Charlie, toute cette douleur, tout ce sang et cet immense sujet désormais historique et planétaire, soudainement, ce fut Richard Malka. Dans une plaidoirie fiévreuse, l’avocat historique du titre depuis 1992, orphelin inconsolable de ses amis, enfermé comme tous les survivants dans une vie désormais barricadée entre deux gardes du corps, a tout jeté à la face du monde, ce 4 décembre. Il dormait mal depuis le début de cette audience à nouveau souillée de sang par les trois attentats de la rue Nicolas-Appert, de Conflans et de Nice. Il avait repoussé son intervention pour cause de hernie discale, une réplique psychosomatique de celle de 2015, soignée par infiltration. Il ne s’était pas impliqué dans les débats sur l’éventuelle implication des onze accusés présents, mais s’était préparé des nuits entières, relisant tout, exhumant de vieilles éditions de Charlie, refaisant l’histoire de la liberté d’expression. C’est le dossier d’une existence, c’était la plaidoirie de sa vie et elle fut comme un cri de rage, en mémoire des victimes de cette farce tragique. Ce moment d’éloquence aurait presque fait rêver de la fin que trouvera forcément un jour ce cauchemar absurde des caricatures.

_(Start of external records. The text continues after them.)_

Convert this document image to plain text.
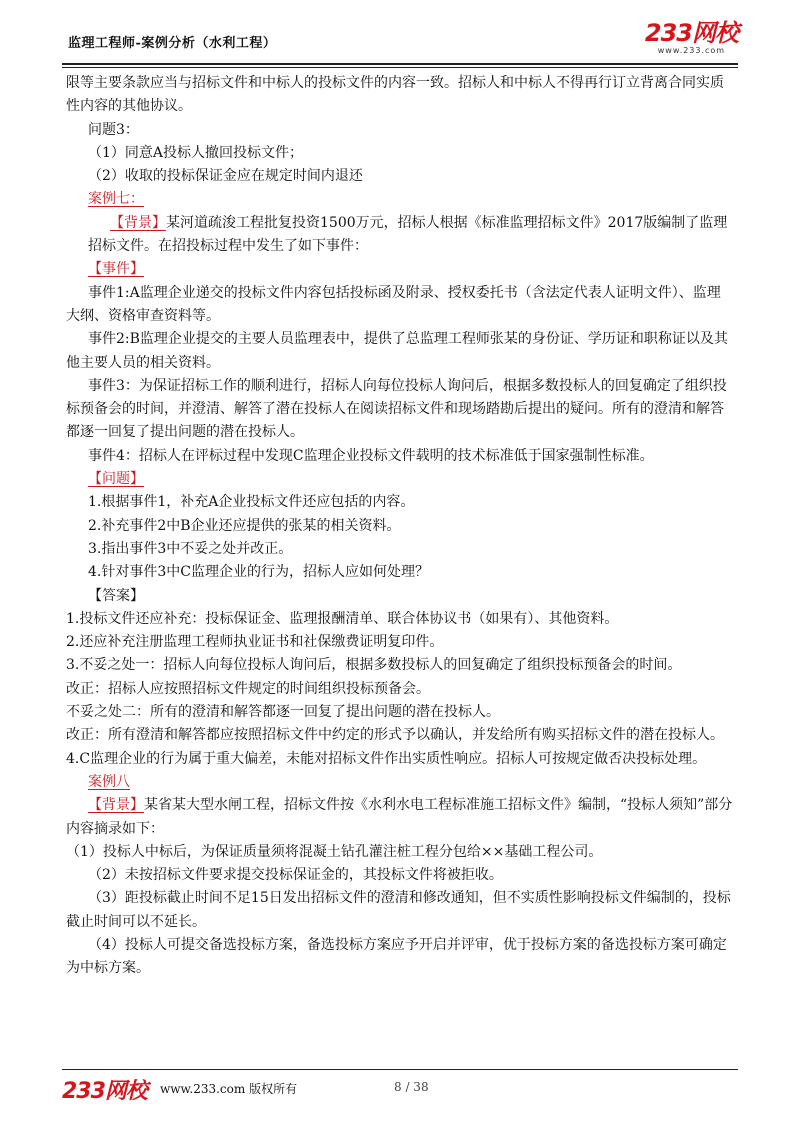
监理工程师-案例分析（水利工程）	233网校
www.233.com

限等主要条款应当与招标文件和中标人的投标文件的内容一致。招标人和中标人不得再行订立背离合同实质性内容的其他协议。

问题3：

（1）同意A投标人撤回投标文件；

（2）收取的投标保证金应在规定时间内退还

案例七：

【背景】某河道疏浚工程批复投资1500万元，招标人根据《标准监理招标文件》2017版编制了监理招标文件。在招投标过程中发生了如下事件：

【事件】

事件1:A监理企业递交的投标文件内容包括投标函及附录、授权委托书（含法定代表人证明文件）、监理大纲、资格审查资料等。

事件2:B监理企业提交的主要人员监理表中，提供了总监理工程师张某的身份证、学历证和职称证以及其他主要人员的相关资料。

事件3：为保证招标工作的顺利进行，招标人向每位投标人询问后，根据多数投标人的回复确定了组织投标预备会的时间，并澄清、解答了潜在投标人在阅读招标文件和现场踏勘后提出的疑问。所有的澄清和解答都逐一回复了提出问题的潜在投标人。

事件4：招标人在评标过程中发现C监理企业投标文件载明的技术标准低于国家强制性标准。

【问题】

1.根据事件1，补充A企业投标文件还应包括的内容。

2.补充事件2中B企业还应提供的张某的相关资料。

3.指出事件3中不妥之处并改正。

4.针对事件3中C监理企业的行为，招标人应如何处理？

【答案】

1.投标文件还应补充：投标保证金、监理报酬清单、联合体协议书（如果有）、其他资料。

2.还应补充注册监理工程师执业证书和社保缴费证明复印件。

3.不妥之处一：招标人向每位投标人询问后，根据多数投标人的回复确定了组织投标预备会的时间。

改正：招标人应按照招标文件规定的时间组织投标预备会。

不妥之处二：所有的澄清和解答都逐一回复了提出问题的潜在投标人。

改正：所有澄清和解答都应按照招标文件中约定的形式予以确认，并发给所有购买招标文件的潜在投标人。

4.C监理企业的行为属于重大偏差，未能对招标文件作出实质性响应。招标人可按规定做否决投标处理。

案例八

【背景】某省某大型水闸工程，招标文件按《水利水电工程标准施工招标文件》编制，“投标人须知”部分内容摘录如下：

（1）投标人中标后，为保证质量须将混凝土钻孔灌注桩工程分包给××基础工程公司。

（2）未按招标文件要求提交投标保证金的，其投标文件将被拒收。

（3）距投标截止时间不足15日发出招标文件的澄清和修改通知，但不实质性影响投标文件编制的，投标截止时间可以不延长。

（4）投标人可提交备选投标方案，备选投标方案应予开启并评审，优于投标方案的备选投标方案可确定为中标方案。

233网校 www.233.com 版权所有	8 / 38
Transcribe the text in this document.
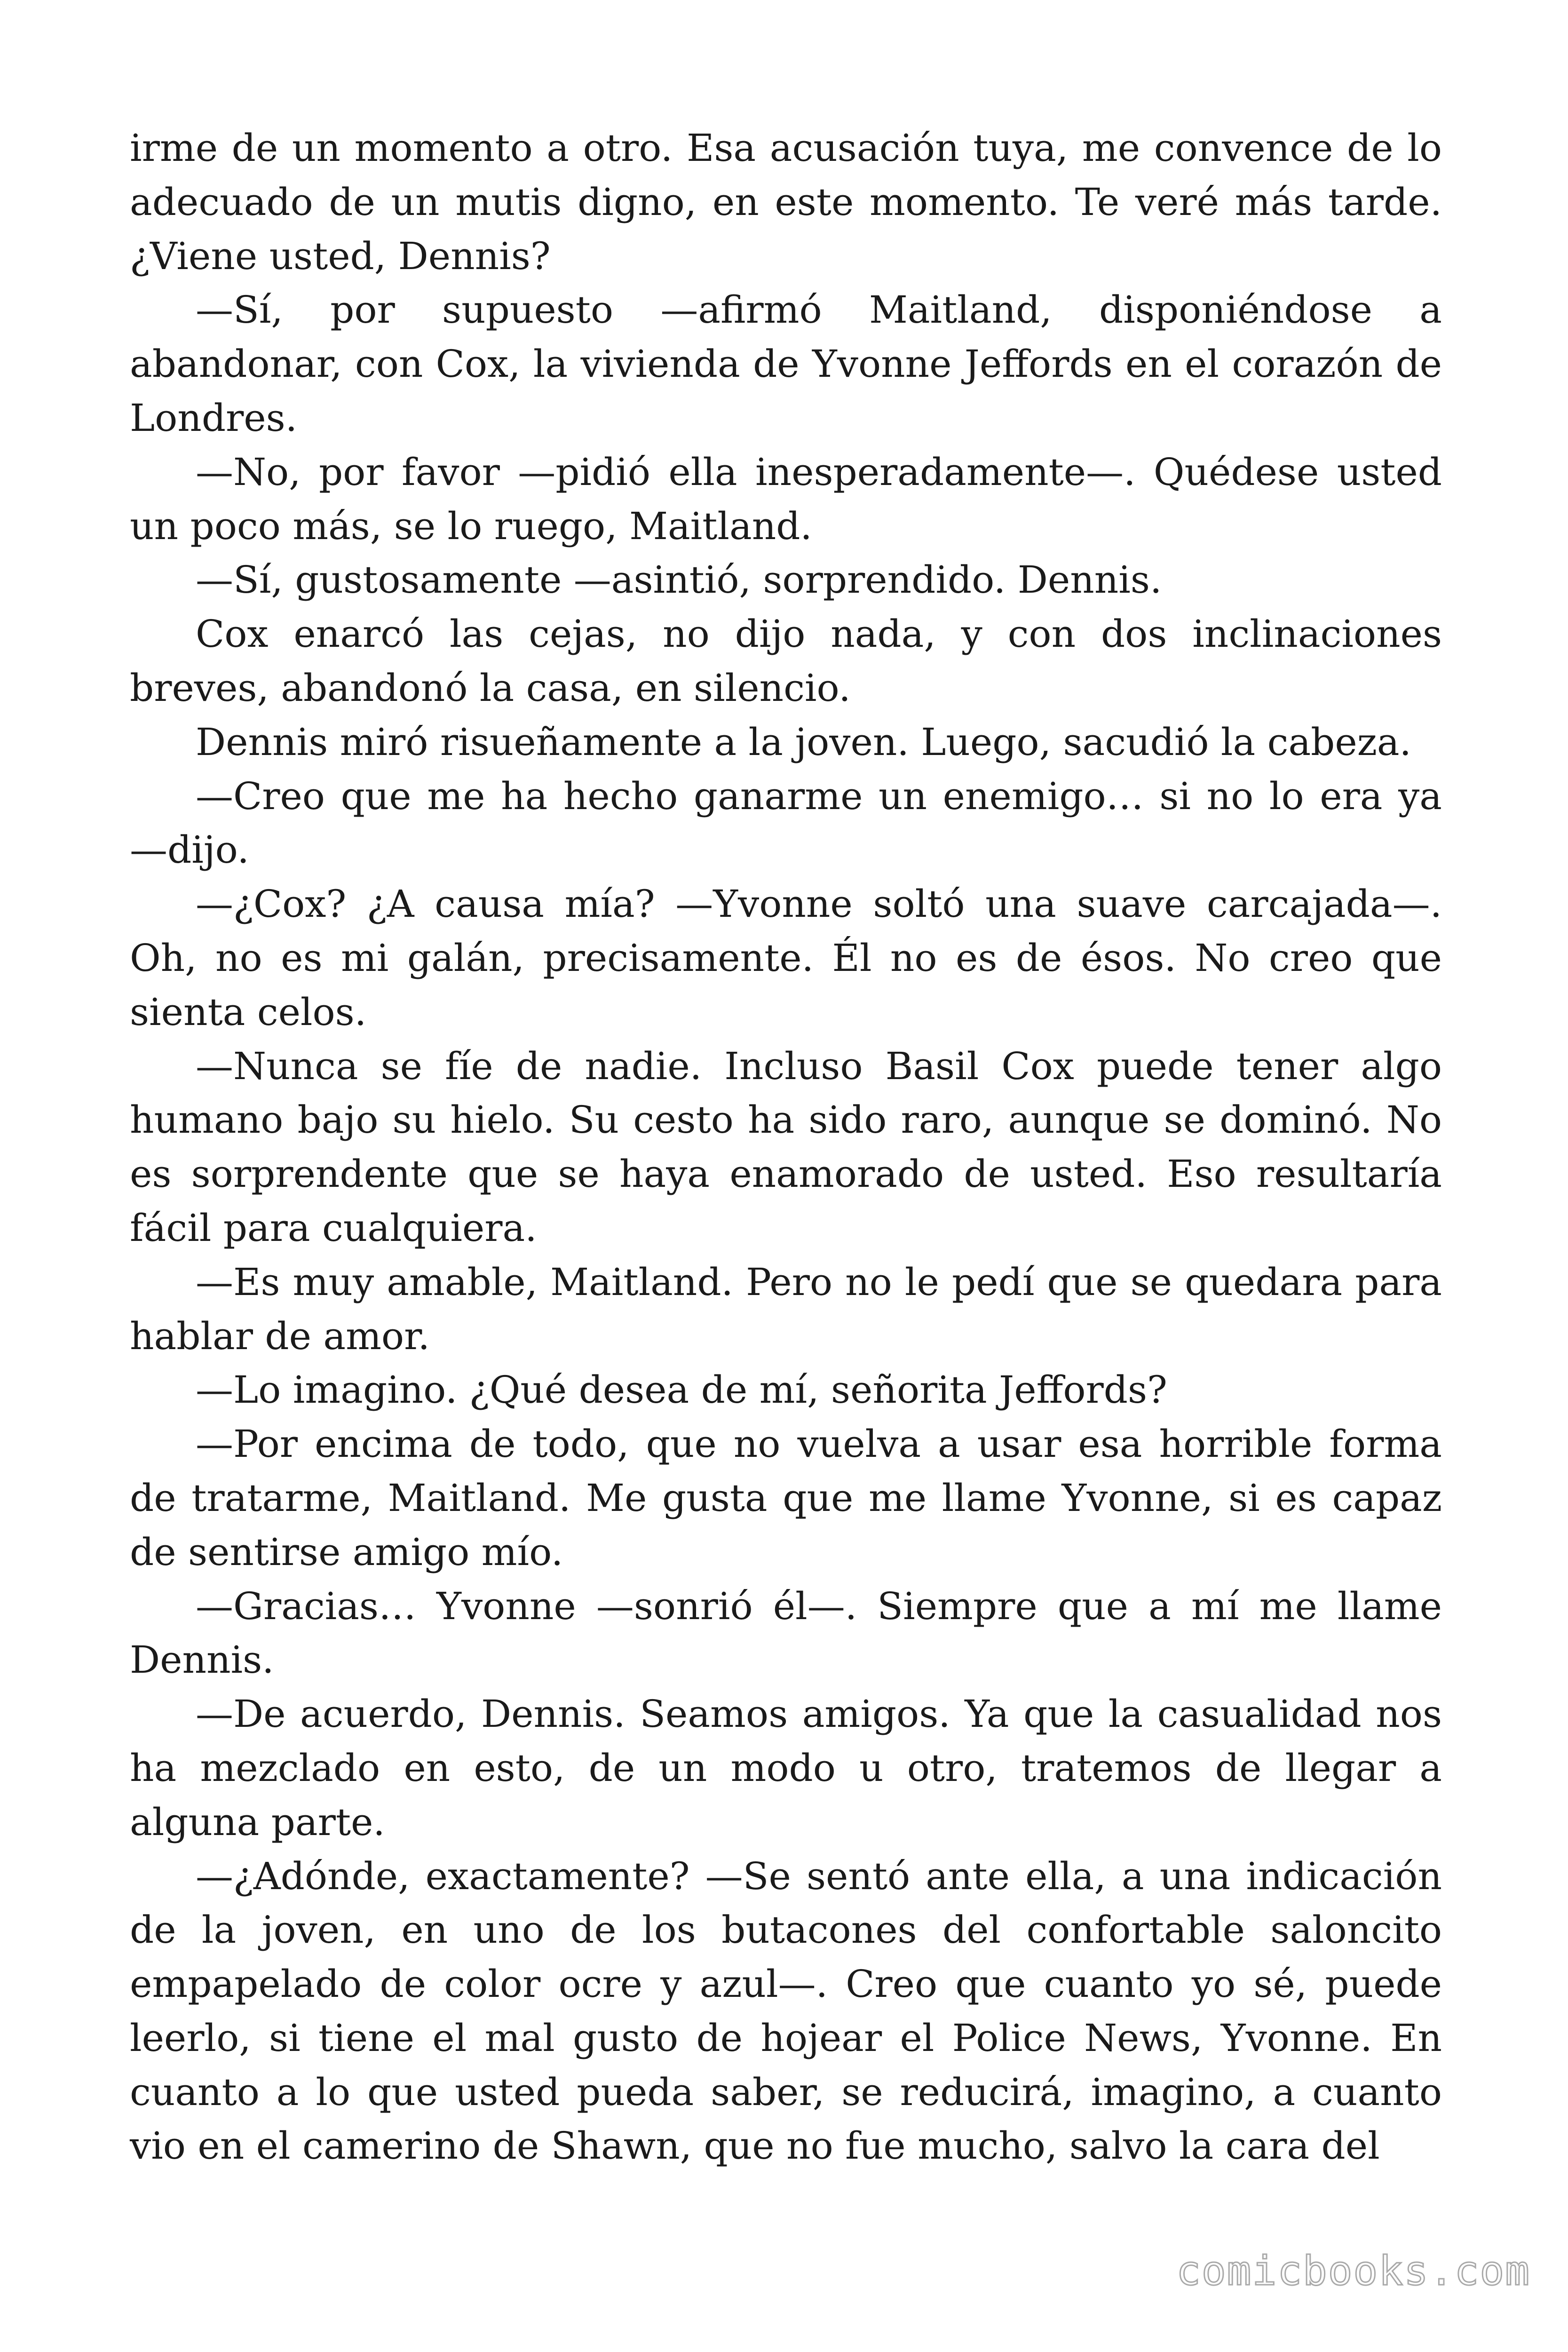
irme de un momento a otro. Esa acusación tuya, me convence de lo adecuado de un mutis digno, en este momento. Te veré más tarde. ¿Viene usted, Dennis?

—Sí, por supuesto —afirmó Maitland, disponiéndose a abandonar, con Cox, la vivienda de Yvonne Jeffords en el corazón de Londres.

—No, por favor —pidió ella inesperadamente—. Quédese usted un poco más, se lo ruego, Maitland.

—Sí, gustosamente —asintió, sorprendido. Dennis.

Cox enarcó las cejas, no dijo nada, y con dos inclinaciones breves, abandonó la casa, en silencio.

Dennis miró risueñamente a la joven. Luego, sacudió la cabeza.

—Creo que me ha hecho ganarme un enemigo… si no lo era ya —dijo.

—¿Cox? ¿A causa mía? —Yvonne soltó una suave carcajada—. Oh, no es mi galán, precisamente. Él no es de ésos. No creo que sienta celos.

—Nunca se fíe de nadie. Incluso Basil Cox puede tener algo humano bajo su hielo. Su cesto ha sido raro, aunque se dominó. No es sorprendente que se haya enamorado de usted. Eso resultaría fácil para cualquiera.

—Es muy amable, Maitland. Pero no le pedí que se quedara para hablar de amor.

—Lo imagino. ¿Qué desea de mí, señorita Jeffords?

—Por encima de todo, que no vuelva a usar esa horrible forma de tratarme, Maitland. Me gusta que me llame Yvonne, si es capaz de sentirse amigo mío.

—Gracias… Yvonne —sonrió él—. Siempre que a mí me llame Dennis.

—De acuerdo, Dennis. Seamos amigos. Ya que la casualidad nos ha mezclado en esto, de un modo u otro, tratemos de llegar a alguna parte.

—¿Adónde, exactamente? —Se sentó ante ella, a una indicación de la joven, en uno de los butacones del confortable saloncito empapelado de color ocre y azul—. Creo que cuanto yo sé, puede leerlo, si tiene el mal gusto de hojear el Police News, Yvonne. En cuanto a lo que usted pueda saber, se reducirá, imagino, a cuanto vio en el camerino de Shawn, que no fue mucho, salvo la cara del

comicbooks.com
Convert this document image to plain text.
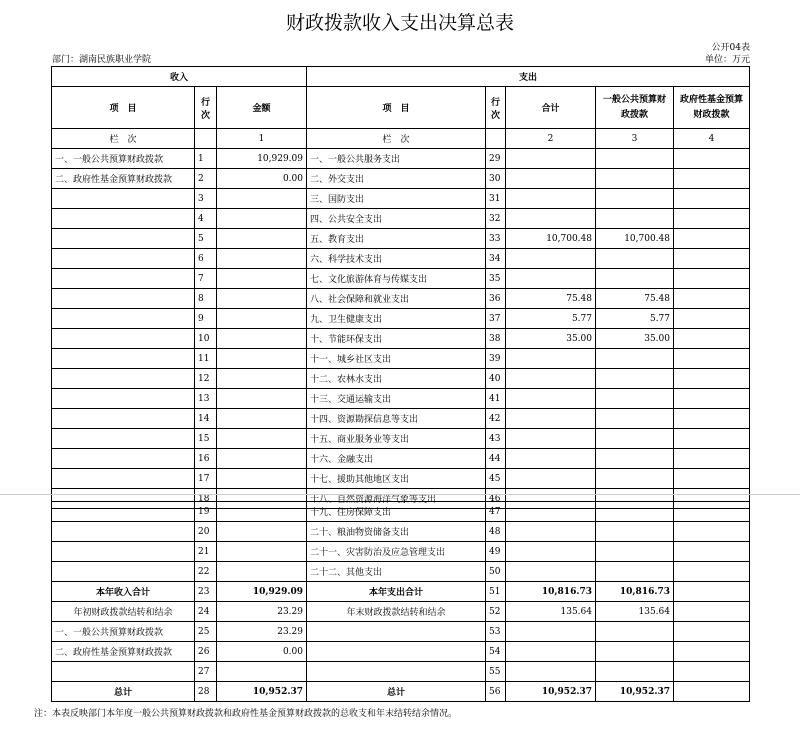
财政拨款收入支出决算总表
部门：湖南民族职业学院
公开04表
单位：万元
收入			支出				
项　目	行次	金额	项　目	行次	合计	一般公共预算财政拨款	政府性基金预算财政拨款
栏　次		1	栏　次		2	3	4
一、一般公共预算财政拨款	1	10,929.09	一、一般公共服务支出	29			
二、政府性基金预算财政拨款	2	0.00	二、外交支出	30			
	3		三、国防支出	31			
	4		四、公共安全支出	32			
	5		五、教育支出	33	10,700.48	10,700.48	
	6		六、科学技术支出	34			
	7		七、文化旅游体育与传媒支出	35			
	8		八、社会保障和就业支出	36	75.48	75.48	
	9		九、卫生健康支出	37	5.77	5.77	
	10		十、节能环保支出	38	35.00	35.00	
	11		十一、城乡社区支出	39			
	12		十二、农林水支出	40			
	13		十三、交通运输支出	41			
	14		十四、资源勘探信息等支出	42			
	15		十五、商业服务业等支出	43			
	16		十六、金融支出	44			
	17		十七、援助其他地区支出	45			
	18		十八、自然资源海洋气象等支出	46			
	19		十九、住房保障支出	47			
	20		二十、粮油物资储备支出	48			
	21		二十一、灾害防治及应急管理支出	49			
	22		二十二、其他支出	50			
本年收入合计	23	10,929.09	本年支出合计	51	10,816.73	10,816.73	
年初财政拨款结转和结余	24	23.29	年末财政拨款结转和结余	52	135.64	135.64	
一、一般公共预算财政拨款	25	23.29		53			
二、政府性基金预算财政拨款	26	0.00		54			
	27			55			
总计	28	10,952.37	总计	56	10,952.37	10,952.37	
注：本表反映部门本年度一般公共预算财政拨款和政府性基金预算财政拨款的总收支和年末结转结余情况。
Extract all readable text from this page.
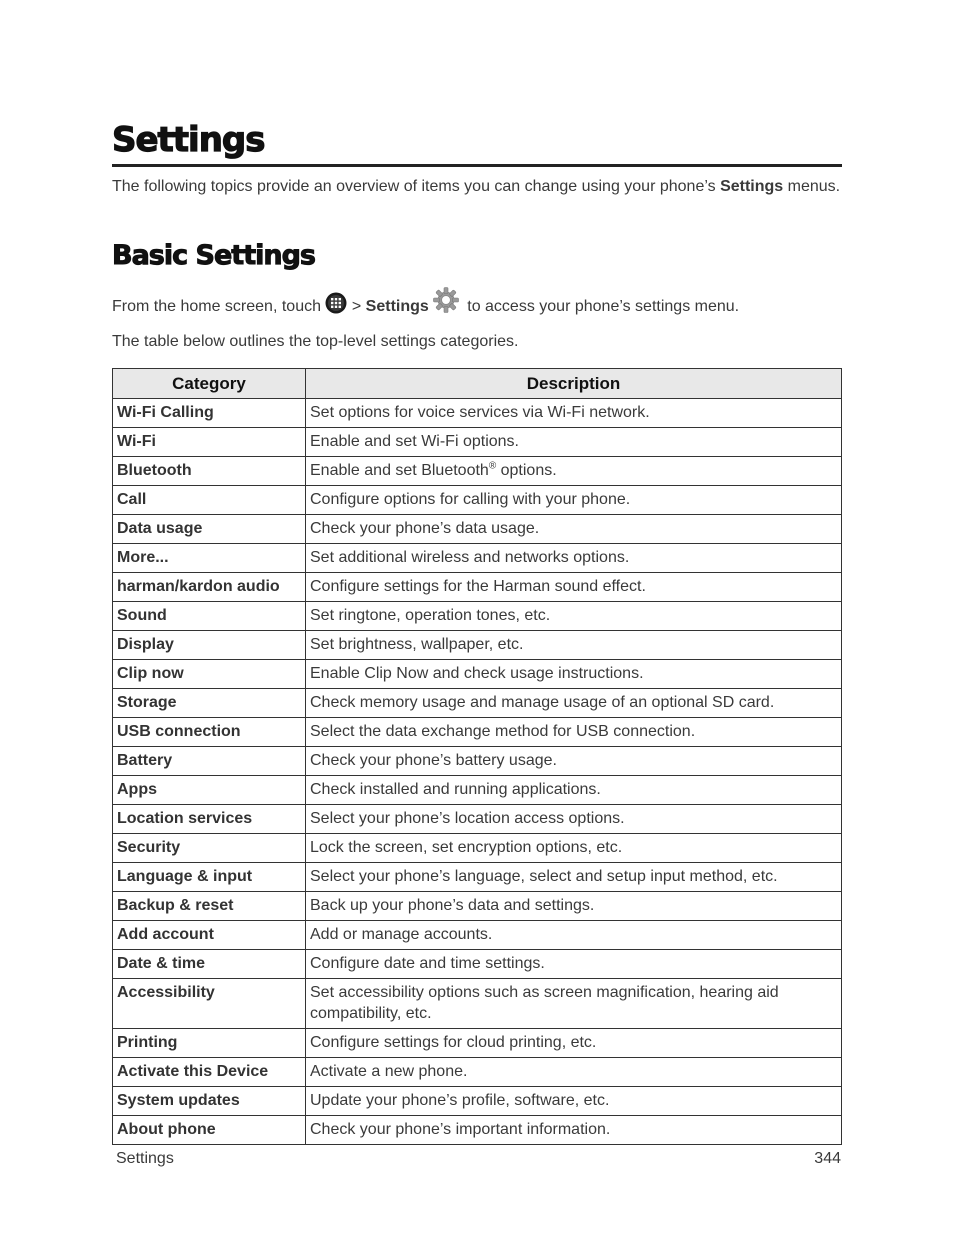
Settings

The following topics provide an overview of items you can change using your phone’s Settings menus.

Basic Settings

From the home screen, touch  > Settings to access your phone’s settings menu.

The table below outlines the top-level settings categories.

Category	Description
Wi-Fi Calling	Set options for voice services via Wi-Fi network.
Wi-Fi	Enable and set Wi-Fi options.
Bluetooth	Enable and set Bluetooth® options.
Call	Configure options for calling with your phone.
Data usage	Check your phone’s data usage.
More...	Set additional wireless and networks options.
harman/kardon audio	Configure settings for the Harman sound effect.
Sound	Set ringtone, operation tones, etc.
Display	Set brightness, wallpaper, etc.
Clip now	Enable Clip Now and check usage instructions.
Storage	Check memory usage and manage usage of an optional SD card.
USB connection	Select the data exchange method for USB connection.
Battery	Check your phone’s battery usage.
Apps	Check installed and running applications.
Location services	Select your phone’s location access options.
Security	Lock the screen, set encryption options, etc.
Language & input	Select your phone’s language, select and setup input method, etc.
Backup & reset	Back up your phone’s data and settings.
Add account	Add or manage accounts.
Date & time	Configure date and time settings.
Accessibility	Set accessibility options such as screen magnification, hearing aid compatibility, etc.
Printing	Configure settings for cloud printing, etc.
Activate this Device	Activate a new phone.
System updates	Update your phone’s profile, software, etc.
About phone	Check your phone’s important information.
Settings	344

On ne peut pas renoncer à la libre critique de la religion (…) parce que ce serait renoncer à notre histoire, à l’indomptable liberté humaine.
« De quoi n’ai-je pas le droit de rire ? Du dogme qui veut que Ève a été créée à partir d’une côte d’Adam ? Que les serpents avaient des pattes avant qu’ils nous fassent succomber à la tentation ? Que Moïse a ouvert la mer en deux ? Que Jésus marche sur l’eau ? » Fustigeant ceux qui veulent qu’on lève le pied sur les moqueries visant la religion, l’avocat de 52 ans a répété la position de principe de Charlie.